My colleagues and I have recently published our annual article that describes federal health security programs and their associated funding levels in the President’s annual budget request. The programs we include fall into several broad categories, including civilian biodefense; chemical, radiological/nuclear, and pandemic and emerging infectious disease preparedness and response; and multiple-hazard or general preparedness and response. This work is an expansion of an earlier series of articles that examined federal funding for biodefense programs alone. We’ve also published one article on funding and programs dedicated to nuclear consequence management.
Briefly, the President’s FY2016 budget proposed approximately $13.7 billion for health security programs across the US government, an increase of $1.2 billion from the FY2015 estimated total for health security programs. Much of this increase ($750 million) comes from the Multi-Hazard and Preparedness programs, including proposed additional investments at the Department of Health and Human Services (HHS) in the BioShield fund, the Biomedical Advanced Research and Development Authority (BARDA), and a new Public Health Emergency Response fund within the Public Health and Social Services Emergency Fund. Funding for health security is split in the following way:
- Multiple Hazard and Preparedness Programs: $8.09 billion (59%)
- Civilian Radiological/Nuclear Programs: $2.60 billion (19%)
- Civilian Biodefense Programs: $1.38 billion (10%)
- Civilian Pandemic/Emerging Infectious Disease Programs: $1.20 billion (9%)
- Civilian Chemical Defense Programs: $423 million (3%)

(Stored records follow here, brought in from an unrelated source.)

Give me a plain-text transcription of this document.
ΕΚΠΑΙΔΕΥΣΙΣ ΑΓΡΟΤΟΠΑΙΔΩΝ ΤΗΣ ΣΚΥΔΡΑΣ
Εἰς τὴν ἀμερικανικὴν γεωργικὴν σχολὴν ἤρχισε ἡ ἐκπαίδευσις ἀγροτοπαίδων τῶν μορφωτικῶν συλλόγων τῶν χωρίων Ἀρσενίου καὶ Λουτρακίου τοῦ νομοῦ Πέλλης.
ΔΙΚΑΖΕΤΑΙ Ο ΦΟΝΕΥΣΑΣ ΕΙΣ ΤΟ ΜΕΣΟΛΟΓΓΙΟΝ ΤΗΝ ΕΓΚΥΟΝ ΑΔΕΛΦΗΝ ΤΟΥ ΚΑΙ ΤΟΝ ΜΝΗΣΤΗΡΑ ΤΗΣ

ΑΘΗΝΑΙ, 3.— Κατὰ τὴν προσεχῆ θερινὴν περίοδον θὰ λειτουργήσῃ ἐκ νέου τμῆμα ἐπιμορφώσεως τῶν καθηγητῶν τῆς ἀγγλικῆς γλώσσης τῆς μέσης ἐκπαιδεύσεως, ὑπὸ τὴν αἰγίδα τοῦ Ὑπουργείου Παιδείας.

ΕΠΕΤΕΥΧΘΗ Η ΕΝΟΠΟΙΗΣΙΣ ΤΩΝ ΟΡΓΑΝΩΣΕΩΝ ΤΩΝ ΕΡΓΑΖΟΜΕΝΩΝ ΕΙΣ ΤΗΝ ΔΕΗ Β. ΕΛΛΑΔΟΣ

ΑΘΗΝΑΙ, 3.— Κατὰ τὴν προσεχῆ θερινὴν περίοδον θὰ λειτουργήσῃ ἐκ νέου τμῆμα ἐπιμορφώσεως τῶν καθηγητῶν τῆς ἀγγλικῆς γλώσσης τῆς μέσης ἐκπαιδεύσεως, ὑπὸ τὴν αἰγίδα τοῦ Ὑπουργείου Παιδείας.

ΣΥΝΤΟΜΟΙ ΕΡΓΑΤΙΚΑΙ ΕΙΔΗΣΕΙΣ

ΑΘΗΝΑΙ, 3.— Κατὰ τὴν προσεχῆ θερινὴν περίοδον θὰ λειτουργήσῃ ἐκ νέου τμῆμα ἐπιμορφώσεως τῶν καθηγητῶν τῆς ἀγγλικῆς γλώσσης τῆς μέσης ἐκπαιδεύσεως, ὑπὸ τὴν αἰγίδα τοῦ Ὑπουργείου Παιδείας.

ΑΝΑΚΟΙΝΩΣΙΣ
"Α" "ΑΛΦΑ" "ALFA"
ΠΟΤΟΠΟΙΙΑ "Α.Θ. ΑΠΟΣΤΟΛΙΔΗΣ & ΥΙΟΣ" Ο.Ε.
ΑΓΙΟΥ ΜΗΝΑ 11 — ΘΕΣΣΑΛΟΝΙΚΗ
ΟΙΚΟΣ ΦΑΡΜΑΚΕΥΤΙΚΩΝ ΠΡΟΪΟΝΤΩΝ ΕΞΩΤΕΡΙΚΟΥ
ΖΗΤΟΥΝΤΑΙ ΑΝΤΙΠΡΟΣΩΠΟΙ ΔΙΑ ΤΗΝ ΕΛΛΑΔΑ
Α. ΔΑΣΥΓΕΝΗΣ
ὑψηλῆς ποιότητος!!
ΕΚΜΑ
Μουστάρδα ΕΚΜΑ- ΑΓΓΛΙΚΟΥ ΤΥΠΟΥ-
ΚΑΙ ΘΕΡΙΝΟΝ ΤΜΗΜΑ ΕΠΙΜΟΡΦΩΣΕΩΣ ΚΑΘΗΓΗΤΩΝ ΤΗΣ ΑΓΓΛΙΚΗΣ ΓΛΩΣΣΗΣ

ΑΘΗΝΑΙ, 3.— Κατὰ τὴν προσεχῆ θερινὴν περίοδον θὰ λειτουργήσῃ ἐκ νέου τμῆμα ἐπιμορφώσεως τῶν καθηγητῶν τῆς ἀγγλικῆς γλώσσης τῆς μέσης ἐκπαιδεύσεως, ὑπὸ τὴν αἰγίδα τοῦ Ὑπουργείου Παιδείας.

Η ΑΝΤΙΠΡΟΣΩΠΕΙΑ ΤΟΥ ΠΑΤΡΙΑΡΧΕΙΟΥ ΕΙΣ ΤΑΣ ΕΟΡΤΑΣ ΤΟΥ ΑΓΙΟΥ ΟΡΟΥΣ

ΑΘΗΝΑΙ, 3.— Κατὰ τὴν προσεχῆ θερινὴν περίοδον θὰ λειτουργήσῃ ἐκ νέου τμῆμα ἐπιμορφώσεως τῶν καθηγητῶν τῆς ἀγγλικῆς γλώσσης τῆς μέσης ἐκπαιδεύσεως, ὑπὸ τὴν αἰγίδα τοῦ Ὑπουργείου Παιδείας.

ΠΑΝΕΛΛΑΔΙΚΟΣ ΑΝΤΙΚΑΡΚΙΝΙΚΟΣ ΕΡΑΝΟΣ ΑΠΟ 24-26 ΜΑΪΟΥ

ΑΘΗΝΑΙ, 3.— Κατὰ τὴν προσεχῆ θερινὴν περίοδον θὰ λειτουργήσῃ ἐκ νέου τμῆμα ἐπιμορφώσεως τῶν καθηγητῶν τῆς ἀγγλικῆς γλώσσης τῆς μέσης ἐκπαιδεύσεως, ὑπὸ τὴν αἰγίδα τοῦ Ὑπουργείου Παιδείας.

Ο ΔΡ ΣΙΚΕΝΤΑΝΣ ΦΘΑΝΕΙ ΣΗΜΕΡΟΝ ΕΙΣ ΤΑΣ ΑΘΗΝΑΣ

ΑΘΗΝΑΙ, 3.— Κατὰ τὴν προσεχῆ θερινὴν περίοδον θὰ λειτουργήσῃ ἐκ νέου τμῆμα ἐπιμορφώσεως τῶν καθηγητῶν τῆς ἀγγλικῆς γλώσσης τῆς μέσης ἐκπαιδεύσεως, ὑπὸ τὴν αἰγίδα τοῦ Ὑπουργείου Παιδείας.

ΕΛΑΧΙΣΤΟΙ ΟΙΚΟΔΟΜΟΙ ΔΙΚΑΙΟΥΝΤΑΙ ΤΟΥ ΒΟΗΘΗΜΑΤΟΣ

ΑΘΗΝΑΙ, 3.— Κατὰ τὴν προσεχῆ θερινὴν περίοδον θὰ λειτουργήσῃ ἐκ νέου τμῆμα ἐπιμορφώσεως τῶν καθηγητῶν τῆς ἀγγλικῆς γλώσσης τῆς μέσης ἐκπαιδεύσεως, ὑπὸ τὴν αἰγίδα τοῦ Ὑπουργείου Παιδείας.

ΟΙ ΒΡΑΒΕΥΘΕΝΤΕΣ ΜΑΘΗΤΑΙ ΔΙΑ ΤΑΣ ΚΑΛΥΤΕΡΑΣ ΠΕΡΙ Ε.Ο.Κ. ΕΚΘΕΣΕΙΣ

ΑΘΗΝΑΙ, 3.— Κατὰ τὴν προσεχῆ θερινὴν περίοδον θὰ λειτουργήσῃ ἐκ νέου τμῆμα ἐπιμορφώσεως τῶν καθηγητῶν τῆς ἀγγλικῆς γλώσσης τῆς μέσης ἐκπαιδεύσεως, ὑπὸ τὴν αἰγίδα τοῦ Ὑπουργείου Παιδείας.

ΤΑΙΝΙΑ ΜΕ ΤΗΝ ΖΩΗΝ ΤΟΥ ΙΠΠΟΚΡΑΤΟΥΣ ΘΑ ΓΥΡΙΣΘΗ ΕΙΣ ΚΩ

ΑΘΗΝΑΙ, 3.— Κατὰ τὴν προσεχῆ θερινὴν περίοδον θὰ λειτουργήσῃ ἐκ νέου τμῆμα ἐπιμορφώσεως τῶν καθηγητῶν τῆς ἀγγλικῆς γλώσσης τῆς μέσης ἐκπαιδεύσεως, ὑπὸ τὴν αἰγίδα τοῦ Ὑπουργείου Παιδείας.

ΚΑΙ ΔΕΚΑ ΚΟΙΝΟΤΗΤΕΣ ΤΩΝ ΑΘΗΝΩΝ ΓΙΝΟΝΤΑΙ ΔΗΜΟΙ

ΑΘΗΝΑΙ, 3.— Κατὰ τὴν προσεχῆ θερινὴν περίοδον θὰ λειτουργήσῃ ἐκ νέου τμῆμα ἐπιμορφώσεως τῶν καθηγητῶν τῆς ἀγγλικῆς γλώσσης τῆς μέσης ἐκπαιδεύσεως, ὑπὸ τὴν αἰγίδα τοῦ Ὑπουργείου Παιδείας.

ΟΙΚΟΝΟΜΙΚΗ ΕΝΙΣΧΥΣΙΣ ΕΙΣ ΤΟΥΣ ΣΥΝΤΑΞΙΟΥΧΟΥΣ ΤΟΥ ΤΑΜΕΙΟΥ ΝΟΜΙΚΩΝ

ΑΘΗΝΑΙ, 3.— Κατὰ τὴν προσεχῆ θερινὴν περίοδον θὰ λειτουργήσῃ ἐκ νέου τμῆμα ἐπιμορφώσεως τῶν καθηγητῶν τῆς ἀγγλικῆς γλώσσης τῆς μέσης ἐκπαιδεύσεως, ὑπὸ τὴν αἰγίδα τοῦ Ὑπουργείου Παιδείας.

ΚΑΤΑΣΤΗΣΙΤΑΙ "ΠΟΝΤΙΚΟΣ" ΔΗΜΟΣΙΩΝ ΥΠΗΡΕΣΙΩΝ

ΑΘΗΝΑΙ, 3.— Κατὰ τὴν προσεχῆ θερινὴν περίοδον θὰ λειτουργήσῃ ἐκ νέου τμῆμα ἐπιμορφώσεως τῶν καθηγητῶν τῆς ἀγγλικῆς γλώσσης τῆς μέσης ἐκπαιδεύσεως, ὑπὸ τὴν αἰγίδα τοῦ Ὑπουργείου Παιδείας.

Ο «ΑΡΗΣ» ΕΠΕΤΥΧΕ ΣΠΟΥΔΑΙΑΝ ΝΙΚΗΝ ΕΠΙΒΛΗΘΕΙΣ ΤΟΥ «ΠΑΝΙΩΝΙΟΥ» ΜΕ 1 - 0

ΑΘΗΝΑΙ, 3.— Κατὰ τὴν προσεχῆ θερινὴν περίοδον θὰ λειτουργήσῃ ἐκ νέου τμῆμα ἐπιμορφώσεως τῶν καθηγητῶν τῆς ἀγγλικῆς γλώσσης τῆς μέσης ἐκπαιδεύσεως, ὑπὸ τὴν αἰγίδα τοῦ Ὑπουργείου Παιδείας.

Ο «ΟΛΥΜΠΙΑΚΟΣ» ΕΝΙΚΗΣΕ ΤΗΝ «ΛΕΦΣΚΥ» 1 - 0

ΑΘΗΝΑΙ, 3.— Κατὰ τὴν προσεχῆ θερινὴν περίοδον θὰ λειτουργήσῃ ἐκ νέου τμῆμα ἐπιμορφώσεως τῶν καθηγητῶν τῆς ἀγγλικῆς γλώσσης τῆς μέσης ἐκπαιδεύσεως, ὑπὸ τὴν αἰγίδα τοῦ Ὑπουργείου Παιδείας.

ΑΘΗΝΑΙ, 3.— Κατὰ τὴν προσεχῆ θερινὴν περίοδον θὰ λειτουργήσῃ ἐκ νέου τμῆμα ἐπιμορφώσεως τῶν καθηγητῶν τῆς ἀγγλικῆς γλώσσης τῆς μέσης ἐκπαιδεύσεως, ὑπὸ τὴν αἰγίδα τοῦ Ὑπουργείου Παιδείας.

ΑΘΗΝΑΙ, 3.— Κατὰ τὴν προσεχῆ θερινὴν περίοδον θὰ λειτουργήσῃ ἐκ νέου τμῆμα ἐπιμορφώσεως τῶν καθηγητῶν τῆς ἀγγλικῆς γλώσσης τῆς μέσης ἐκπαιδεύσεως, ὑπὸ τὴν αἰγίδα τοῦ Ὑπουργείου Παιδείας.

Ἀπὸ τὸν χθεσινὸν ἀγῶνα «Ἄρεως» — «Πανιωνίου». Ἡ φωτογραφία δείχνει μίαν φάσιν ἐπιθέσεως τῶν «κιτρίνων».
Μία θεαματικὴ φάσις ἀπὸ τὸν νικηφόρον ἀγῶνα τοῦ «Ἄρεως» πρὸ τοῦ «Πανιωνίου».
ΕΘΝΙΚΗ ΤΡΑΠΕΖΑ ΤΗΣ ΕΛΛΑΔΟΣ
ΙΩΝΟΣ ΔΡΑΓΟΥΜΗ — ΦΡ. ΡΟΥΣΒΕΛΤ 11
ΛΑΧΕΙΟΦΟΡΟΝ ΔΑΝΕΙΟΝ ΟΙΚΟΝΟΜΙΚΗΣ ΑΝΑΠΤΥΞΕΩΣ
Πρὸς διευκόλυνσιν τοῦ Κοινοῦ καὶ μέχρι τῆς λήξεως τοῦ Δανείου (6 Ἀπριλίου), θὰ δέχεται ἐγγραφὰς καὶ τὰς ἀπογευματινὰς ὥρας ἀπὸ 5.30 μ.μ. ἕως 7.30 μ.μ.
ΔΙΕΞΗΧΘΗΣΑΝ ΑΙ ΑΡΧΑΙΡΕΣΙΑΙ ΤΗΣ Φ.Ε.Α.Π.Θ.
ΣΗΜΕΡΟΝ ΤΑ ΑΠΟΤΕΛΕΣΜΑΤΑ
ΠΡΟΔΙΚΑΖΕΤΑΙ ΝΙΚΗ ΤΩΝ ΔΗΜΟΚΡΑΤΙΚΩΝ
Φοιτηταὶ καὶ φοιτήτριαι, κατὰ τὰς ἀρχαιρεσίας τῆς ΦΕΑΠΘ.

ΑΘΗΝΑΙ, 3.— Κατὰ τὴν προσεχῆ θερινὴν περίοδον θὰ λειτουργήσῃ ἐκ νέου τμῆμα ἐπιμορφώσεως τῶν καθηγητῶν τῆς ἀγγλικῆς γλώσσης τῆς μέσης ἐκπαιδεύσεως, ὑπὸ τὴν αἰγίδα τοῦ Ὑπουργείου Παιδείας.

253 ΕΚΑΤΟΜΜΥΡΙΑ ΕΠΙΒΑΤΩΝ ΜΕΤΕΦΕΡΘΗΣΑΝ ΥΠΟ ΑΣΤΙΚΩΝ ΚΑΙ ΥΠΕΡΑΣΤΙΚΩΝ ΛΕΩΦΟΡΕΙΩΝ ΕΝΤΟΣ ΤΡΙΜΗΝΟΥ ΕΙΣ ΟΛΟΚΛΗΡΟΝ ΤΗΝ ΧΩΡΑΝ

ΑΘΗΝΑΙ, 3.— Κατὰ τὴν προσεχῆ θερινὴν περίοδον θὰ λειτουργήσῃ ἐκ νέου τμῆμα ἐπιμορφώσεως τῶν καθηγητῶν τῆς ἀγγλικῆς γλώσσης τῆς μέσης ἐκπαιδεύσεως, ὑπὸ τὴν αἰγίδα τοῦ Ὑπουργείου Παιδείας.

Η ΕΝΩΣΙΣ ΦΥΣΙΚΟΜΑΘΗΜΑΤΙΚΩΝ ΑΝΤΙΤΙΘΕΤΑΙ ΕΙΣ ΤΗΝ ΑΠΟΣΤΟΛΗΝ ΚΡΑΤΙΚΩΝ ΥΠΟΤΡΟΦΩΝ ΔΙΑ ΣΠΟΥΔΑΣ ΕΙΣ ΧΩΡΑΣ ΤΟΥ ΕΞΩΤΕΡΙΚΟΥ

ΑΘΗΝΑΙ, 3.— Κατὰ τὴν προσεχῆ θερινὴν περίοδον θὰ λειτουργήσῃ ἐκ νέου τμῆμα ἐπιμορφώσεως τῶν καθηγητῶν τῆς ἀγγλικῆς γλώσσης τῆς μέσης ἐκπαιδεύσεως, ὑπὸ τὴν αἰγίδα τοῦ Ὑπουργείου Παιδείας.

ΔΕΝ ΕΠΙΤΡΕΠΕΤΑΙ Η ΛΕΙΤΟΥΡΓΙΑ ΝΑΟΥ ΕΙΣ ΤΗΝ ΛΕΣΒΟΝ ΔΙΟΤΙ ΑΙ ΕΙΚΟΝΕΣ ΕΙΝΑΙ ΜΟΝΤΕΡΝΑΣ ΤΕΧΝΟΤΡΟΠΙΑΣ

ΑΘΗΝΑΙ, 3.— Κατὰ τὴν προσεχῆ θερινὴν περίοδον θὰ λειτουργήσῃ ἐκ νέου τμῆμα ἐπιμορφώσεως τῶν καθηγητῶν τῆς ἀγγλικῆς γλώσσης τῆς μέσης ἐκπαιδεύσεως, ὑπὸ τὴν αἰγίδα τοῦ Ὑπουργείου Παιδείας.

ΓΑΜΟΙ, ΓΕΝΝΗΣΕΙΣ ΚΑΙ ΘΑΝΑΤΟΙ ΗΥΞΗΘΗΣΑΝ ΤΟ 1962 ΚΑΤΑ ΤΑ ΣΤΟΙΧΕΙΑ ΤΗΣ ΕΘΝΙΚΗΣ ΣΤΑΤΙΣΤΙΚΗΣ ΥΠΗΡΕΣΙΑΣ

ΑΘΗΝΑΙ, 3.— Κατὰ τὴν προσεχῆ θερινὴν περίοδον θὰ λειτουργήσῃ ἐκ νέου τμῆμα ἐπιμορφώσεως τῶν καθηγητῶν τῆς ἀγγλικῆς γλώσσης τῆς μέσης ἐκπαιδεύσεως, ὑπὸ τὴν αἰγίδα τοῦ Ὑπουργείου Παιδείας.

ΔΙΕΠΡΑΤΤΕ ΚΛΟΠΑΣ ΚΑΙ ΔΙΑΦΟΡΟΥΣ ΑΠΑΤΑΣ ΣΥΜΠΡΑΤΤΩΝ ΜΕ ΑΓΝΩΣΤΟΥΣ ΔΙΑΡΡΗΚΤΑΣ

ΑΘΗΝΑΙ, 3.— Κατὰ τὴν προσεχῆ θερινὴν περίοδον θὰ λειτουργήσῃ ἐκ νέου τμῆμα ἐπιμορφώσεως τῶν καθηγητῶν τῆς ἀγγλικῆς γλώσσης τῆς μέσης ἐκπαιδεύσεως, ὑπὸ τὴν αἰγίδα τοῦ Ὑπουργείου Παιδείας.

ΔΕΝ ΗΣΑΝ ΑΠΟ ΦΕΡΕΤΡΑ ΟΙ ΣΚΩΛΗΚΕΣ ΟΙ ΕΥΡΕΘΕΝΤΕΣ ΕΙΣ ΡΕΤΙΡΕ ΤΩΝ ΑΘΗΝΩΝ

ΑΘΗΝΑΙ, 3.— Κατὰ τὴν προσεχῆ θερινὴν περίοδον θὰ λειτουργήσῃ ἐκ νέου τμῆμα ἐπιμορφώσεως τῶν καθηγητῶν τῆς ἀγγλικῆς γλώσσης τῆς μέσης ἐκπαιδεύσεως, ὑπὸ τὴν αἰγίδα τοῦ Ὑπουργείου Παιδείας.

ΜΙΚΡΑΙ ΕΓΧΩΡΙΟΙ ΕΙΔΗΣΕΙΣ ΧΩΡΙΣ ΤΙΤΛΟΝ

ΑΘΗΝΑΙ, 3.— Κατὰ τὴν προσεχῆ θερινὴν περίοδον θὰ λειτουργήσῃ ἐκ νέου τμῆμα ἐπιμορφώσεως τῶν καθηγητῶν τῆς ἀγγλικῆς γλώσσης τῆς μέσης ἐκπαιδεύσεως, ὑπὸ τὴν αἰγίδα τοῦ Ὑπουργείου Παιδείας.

In this year’s analysis, while proposed funding is set to increase for health security writ large, my coauthors and I were once again struck by how depleted the funding streams for state and local public health and healthcare preparedness have become. This declining support is particularly exemplified by the CDC’s State and Local Preparedness and Response program and the National Hospital Preparedness Program (HPP) in the Office of the Assistant Secretary for Preparedness and Response (ASPR) at HHS. Not only has funding for these programs not kept up with inflation, funding has been cut dramatically since they were established or expanded in the aftermath of September 11th, 2001.
Since that time, funding for State and Local Public Health Emergency Preparedness at CDC (which is comprised almost entirely of the Public Health Emergency Preparedness Cooperative Agreements (PHEP) that fund preparedness efforts at state and local health departments), has decreased from $940 million per year in FY2002 to a low of $619 million in FY2013, with a proposed budget of $643.6 in FY2016. For the coming year, this would mean that state and local public health departments would receive $300 million (32%) less than the funding level originally designed for this program.
The HPP program, which was funded fully in 2003 at $515 million per year has dropped to a low of $255 million proposed for FY2016. This means an overall reduction of $260 million (51%) per year to a program that is intended to support preparedness and response capabilities at the country’s more than 5,600 hospitals. These funds have been instrumental in the formation and operation of healthcare coalitions for emergency preparedness and response.
When adjusted for inflation by using 2002 dollars, the funding decline for these two programs is even more pronounced. Today’s funding simply has less buying power for health departments and hospitals and supports fewer people dedicated to preparedness than it did 15 years ago. The consequences of declining preparedness funding has been further described in the Trust for America’s Health’s annual “Ready or Not?” and “Outbreaks” reports.
Given recent global experiences with Ebola and MERS, which highlighted our reliance on prepared, resilient healthcare systems and illustrated the role that state and local health departments play during crisis response, it seems only prudent to devote adequate resources to public health and healthcare system readiness at all levels of government. Given recent challenges, we’re hopeful that Congress will see the wisdom in making long term investments to our nation’s health security going forward.